David Campbell: Paul, it’s a good question again. You’re correct. It’s from Missouri jurisdictions only and as a result of the last rate cases, there is a Missouri Commission. I feel strongly about this topic and included in their order a move towards time use rates for all customers in Missouri. Now fortunately, partially as a result of a revision that was made for the order that’s being implemented in the fall. So it is being implemented in — later this year when we’re out of the hot weather season, we’ve had time and we’ve put out a lot of communications around the Tommy use transition, and we’ll continue to have a lot of communications. There are several different options, one of which is a relatively modest change relative to the historical rate plans.

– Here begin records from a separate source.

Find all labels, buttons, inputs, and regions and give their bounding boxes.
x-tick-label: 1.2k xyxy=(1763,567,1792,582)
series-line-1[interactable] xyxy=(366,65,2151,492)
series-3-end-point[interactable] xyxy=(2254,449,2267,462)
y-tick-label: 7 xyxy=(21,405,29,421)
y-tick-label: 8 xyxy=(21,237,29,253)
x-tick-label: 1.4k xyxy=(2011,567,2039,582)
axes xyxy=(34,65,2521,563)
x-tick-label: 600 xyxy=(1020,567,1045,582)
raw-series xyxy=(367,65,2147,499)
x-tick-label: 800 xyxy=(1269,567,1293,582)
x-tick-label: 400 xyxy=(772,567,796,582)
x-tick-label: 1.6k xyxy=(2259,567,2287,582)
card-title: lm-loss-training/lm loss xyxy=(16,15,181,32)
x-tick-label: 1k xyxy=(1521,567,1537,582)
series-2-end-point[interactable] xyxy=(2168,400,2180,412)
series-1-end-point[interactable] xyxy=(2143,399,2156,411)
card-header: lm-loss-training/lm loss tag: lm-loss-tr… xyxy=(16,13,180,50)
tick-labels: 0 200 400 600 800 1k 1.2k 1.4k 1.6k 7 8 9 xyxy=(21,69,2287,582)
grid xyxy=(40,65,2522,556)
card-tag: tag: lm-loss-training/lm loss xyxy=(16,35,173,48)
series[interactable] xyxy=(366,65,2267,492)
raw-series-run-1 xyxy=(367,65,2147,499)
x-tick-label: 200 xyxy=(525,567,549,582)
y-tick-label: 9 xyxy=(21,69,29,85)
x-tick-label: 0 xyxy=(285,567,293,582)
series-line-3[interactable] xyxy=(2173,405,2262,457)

So we think with the level of communication tools we now have, the number of folks who have online accounts, that the level of information will be high. So a big part of what we’ll need to do and adhering to the commission’s order on this is just having a high level of communication. And fortunately, again, with it being implemented in the fall, in a milder weather time, I think that it will be a little more explainable to customers. And it primarily relates to the hours of 4 to 8 p.m. weekdays, so it’s a concentrated approach. So even though it is, as you know, rate design is not intuitive to many customers. I think our team has done a nice job laying out what it entails, what it means and how customers can work with it. So we’re working to be commissions order, and we think we’ll be able to communicate with our customers, make sure we work with them as they go through the transition and select the plan that’s best for them.

Operator: Thank you. At this time, I would now like to turn the conference back over to David Campbell for closing remarks.

David Campbell: Great. Thank you. I’d like to thank everyone for your interest in Evergy this morning, and hope you have a great day. That concludes the call.

Operator: This concludes today’s conference call. Thank you for participating. You may now disconnect.